Readers and revelers, how about checking out some curiosities about Carnival?

Carnival, like many other celebrations around the world - Christmas and Easter are examples - has its roots in paganism. The custom arose in ancient Greece around 600 and 520 BC and was originally a spring festival during which the Greeks thanked the gods for their fertility and abundant harvest.

“Bacchanalia” by Nicolas Poussin Image source: Reproduction / Brazil Carnival

One of the many honored deities was Dionysus, the god of wine, and later the Romans eventually adopted the same tradition to celebrate Saturnalia when they also honored Bacchus, who was as the god of wine was known in Rome. During this time, classes in Roman schools were suspended, slaves were released, and everyone took to the streets to celebrate.

“Ave, Caesar! Io, Saturnalia! ”By Lawrence Alma-Tadema Image source: Reproduction / Wikipedia

Regarding the origin of the word "carnival", some believe that it came from the term carrum navalis, which were cars carrying naked Roman men and women in parades during Sarturnalia. Another possibility is that the word originated from the expression carnem levare - or goodbye to meat in Latin - since the feasts preceded Lent, during which Christians should not eat meat.

End of joy

“The Fight between Dom Carnaval and Dona Quaresma”, by Pieter Brueghel Image source: Reproduction / Wikipedia

Going back to antiquity, the festivities, as you can imagine, were watered up, and of course there was a lot of mess during the celebrations. With the rise of Christianity, many of the pagan customs were being incorporated into the new religion, and the Catholic Church, which also adopted the tradition, banished the "sinful acts" that took place at the festivals, replacing drunkenness and orgies with religious rituals.

This occurred around the year 590, and Carnival only became a popular festival in Europe in the 16th century. Each town and village celebrated in their own way, incorporating their local traditions and customs. Masquerade and costume parades did not appear until around the 19th century, when they were introduced by Victorian society, and Paris was responsible for spreading this party pattern to the rest of the world.

Origins in Brazil

Augustus Earle's “Games during the Shrovetide in Rio” Image source: Reproduction / Wikipedia

As this is a European festival, evidently the Portuguese immigrants brought the custom to Brazil. In the old days, however, the “face” of Carnival was very different from the current one, and the festivities were inspired by the Portuguese version, called Entrudo.
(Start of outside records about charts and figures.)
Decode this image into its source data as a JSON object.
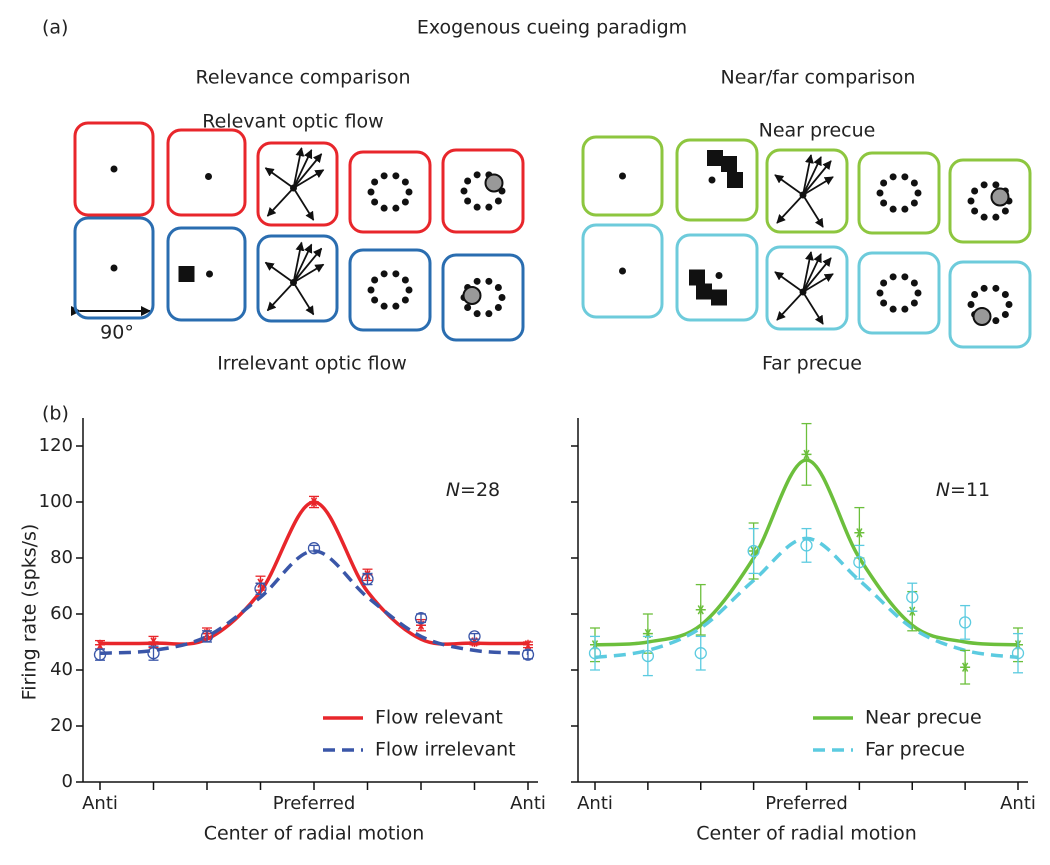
{
  "panel_a": {
    "label": "(a)",
    "title": "Exogenous cueing paradigm",
    "left": {
      "title": "Relevance comparison",
      "top_label": "Relevant optic flow",
      "bottom_label": "Irrelevant optic flow",
      "scale_label": "90°"
    },
    "right": {
      "title": "Near/far comparison",
      "top_label": "Near precue",
      "bottom_label": "Far precue"
    }
  },
  "panel_b": {
    "label": "(b)"
  },
  "chart_data": [
    {
      "type": "line",
      "categories": [
        "Anti",
        null,
        null,
        null,
        "Preferred",
        null,
        null,
        null,
        "Anti"
      ],
      "xlabel": "Center of radial motion",
      "ylabel": "Firing rate (spks/s)",
      "ylim": [
        0,
        130
      ],
      "yticks": [
        0,
        20,
        40,
        60,
        80,
        100,
        120
      ],
      "show_ytick_labels": true,
      "annotation": "N=28",
      "legend": "lower right",
      "points": [
        {
          "color": "#e8262b",
          "marker": "star",
          "values": [
            49,
            50,
            53,
            71,
            100,
            74,
            56,
            50,
            49
          ],
          "errors": [
            1.5,
            2,
            2,
            2.5,
            2,
            2,
            2,
            1,
            1
          ]
        },
        {
          "color": "#3a56a8",
          "marker": "circle",
          "values": [
            45.5,
            46,
            52,
            69,
            83.5,
            72.5,
            58.5,
            52,
            45.5
          ],
          "errors": [
            2,
            2.5,
            2,
            2,
            1,
            2,
            1.5,
            1,
            1.5
          ]
        }
      ],
      "series": [
        {
          "name": "Flow relevant",
          "color": "#e8262b",
          "dash": false,
          "values": [
            49.5,
            49.6,
            51,
            68,
            100,
            68,
            51,
            49.6,
            49.5
          ]
        },
        {
          "name": "Flow irrelevant",
          "color": "#3a56a8",
          "dash": true,
          "values": [
            46,
            47,
            52,
            66,
            82.5,
            66,
            52,
            47,
            46
          ]
        }
      ]
    },
    {
      "type": "line",
      "categories": [
        "Anti",
        null,
        null,
        null,
        "Preferred",
        null,
        null,
        null,
        "Anti"
      ],
      "xlabel": "Center of radial motion",
      "ylim": [
        0,
        130
      ],
      "yticks": [
        0,
        20,
        40,
        60,
        80,
        100,
        120
      ],
      "show_ytick_labels": false,
      "annotation": "N=11",
      "legend": "lower right",
      "points": [
        {
          "color": "#6cbf3c",
          "marker": "star",
          "values": [
            49,
            53,
            61.5,
            82.5,
            117,
            89,
            61,
            41,
            49
          ],
          "errors": [
            6,
            7,
            9,
            10,
            11,
            9,
            7,
            6,
            6
          ]
        },
        {
          "color": "#5ccbe0",
          "marker": "circle",
          "values": [
            46,
            45,
            46,
            82.5,
            84.5,
            78.5,
            66,
            57,
            46
          ],
          "errors": [
            6,
            7,
            6,
            8,
            6,
            6,
            5,
            6,
            7
          ]
        }
      ],
      "series": [
        {
          "name": "Near precue",
          "color": "#6cbf3c",
          "dash": false,
          "values": [
            49,
            50,
            56,
            80,
            115,
            80,
            56,
            50,
            49
          ]
        },
        {
          "name": "Far precue",
          "color": "#5ccbe0",
          "dash": true,
          "values": [
            44.5,
            47,
            55,
            72,
            87,
            72,
            55,
            47,
            44.5
          ]
        }
      ]
    }
  ]
}
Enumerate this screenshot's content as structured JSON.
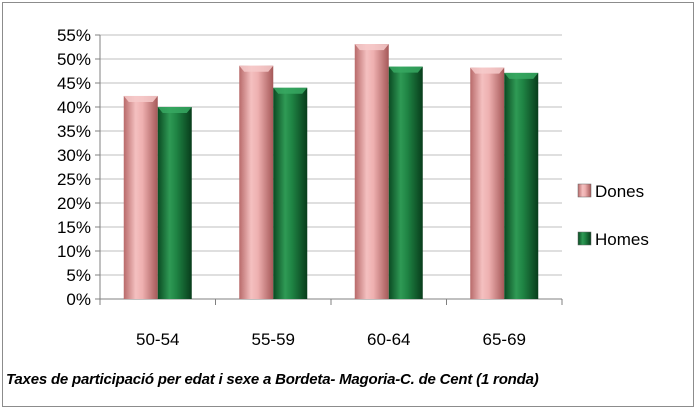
{
  "chart_data": {
    "type": "bar",
    "title": "Taxes de participació per edat i sexe  a Bordeta- Magoria-C. de Cent (1 ronda)",
    "categories": [
      "50-54",
      "55-59",
      "60-64",
      "65-69"
    ],
    "series": [
      {
        "name": "Dones",
        "values": [
          42.3,
          48.6,
          53.1,
          48.2
        ],
        "color": "#e8a0a0"
      },
      {
        "name": "Homes",
        "values": [
          40.0,
          44.0,
          48.4,
          47.1
        ],
        "color": "#1f7a3c"
      }
    ],
    "yticks": [
      "0%",
      "5%",
      "10%",
      "15%",
      "20%",
      "25%",
      "30%",
      "35%",
      "40%",
      "45%",
      "50%",
      "55%"
    ],
    "ylim": [
      0,
      55
    ],
    "ytick_step": 5,
    "grid": true,
    "legend": "right",
    "value_format": "percent"
  }
}
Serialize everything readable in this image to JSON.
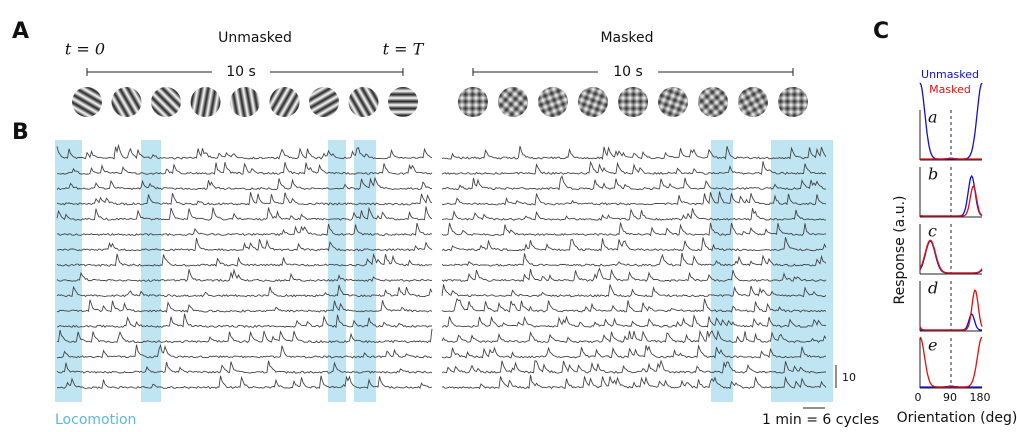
{
  "panel_a": {
    "label": "A",
    "unmasked": {
      "title": "Unmasked",
      "start": "t = 0",
      "end": "t = T",
      "duration": "10 s"
    },
    "masked": {
      "title": "Masked",
      "duration": "10 s"
    }
  },
  "panel_b": {
    "label": "B",
    "locomotion": "Locomotion",
    "scale_vertical": "10",
    "scale_horizontal": "1 min = 6 cycles"
  },
  "panel_c": {
    "label": "C",
    "legend": [
      "Unmasked",
      "Masked"
    ],
    "cells": [
      "a",
      "b",
      "c",
      "d",
      "e"
    ],
    "x_ticks": [
      "0",
      "90",
      "180"
    ],
    "x_label": "Orientation (deg)",
    "y_label": "Response (a.u.)"
  }
}
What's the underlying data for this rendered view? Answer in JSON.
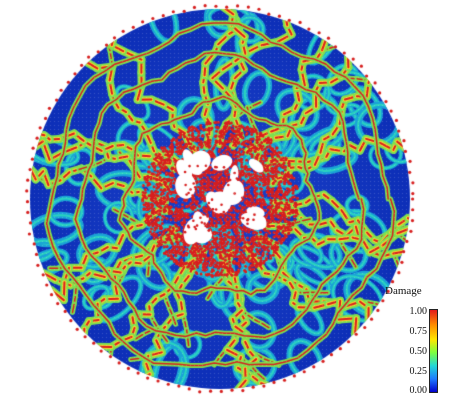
{
  "figure": {
    "colors": {
      "background": "#ffffff",
      "crack": "#d71f1f",
      "low": "#0d2fb8",
      "mid_low": "#1aa3d6",
      "mid": "#2ad3c0",
      "mid_high": "#7fe04f"
    },
    "colorbar": {
      "title": "Damage",
      "ticks": [
        "1.00",
        "0.75",
        "0.50",
        "0.25",
        "0.00"
      ]
    }
  }
}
The party consisted of taking to the streets and soaking each other with buckets of water, and there were also real wars of mud and even food that often ended in confusion.

Image Source: Reproduction / Brazil Carnival

Over time, things became more organized and the festivities became increasingly popular and, as in Europe, various cultural elements were being incorporated. Soon the parades were appearing in which people took to the streets in costume and masked, and it was only later - around the 18th and 19th centuries - that floats made their first appearances, as well as the Carnival blocks.

Popularization of the party

Image source: Reproduction / Wikipedia

However, it is a little tricky to establish exactly when the Brazilian Carnival turned into the world famous party it is today, especially Rio de Janeiro (without disregarding the parties in other capitals). The samba itself, whose music and dance are integral parts of the event, emerged from an eclectic mix of rhythms and has a strong influence of African culture, brought by the freed slaves who lived in the carioca capital.

The first known Brazilian Carnival Ball took place in Rio de Janeiro in 1840, and the event was reportedly organized by an Italian actress wishing to reproduce the Carnival of Venice. The first block was founded in 1855 by a group of intellectuals that included the writer José de Alencar, and was called the "Congress of Carnival Sums." At that time, however, those who participated in the parades were the elite, not the people.

Image Source: Shutterstock

The first song composed especially for the Carnival was written by Chiquinha Gonzaga - with "Ô Opens Alas!" - and was created for the string Rosas de Ouro, which paraded through the streets of Rio during the parties. Already the term samba school emerged in the late 1920s, when the composer Ismael Silva decided to bring together the main samba dancers of the neighborhood of Rio de Janeiro Estácio, to form a samba wheel in front of the old Normal School.

The four days of celebration that today mark the Marvelous City's tourist calendar were only consolidated from 1963, when the Salgueiro group paraded to the sound of a plot about Chica da Silva. With the popularization of the parades, in the 70's the organizers were forced to set a time limit for each school, and in the 80's the parades were moved from the streets to the Sambadrome, built by Oscar Niemeyer.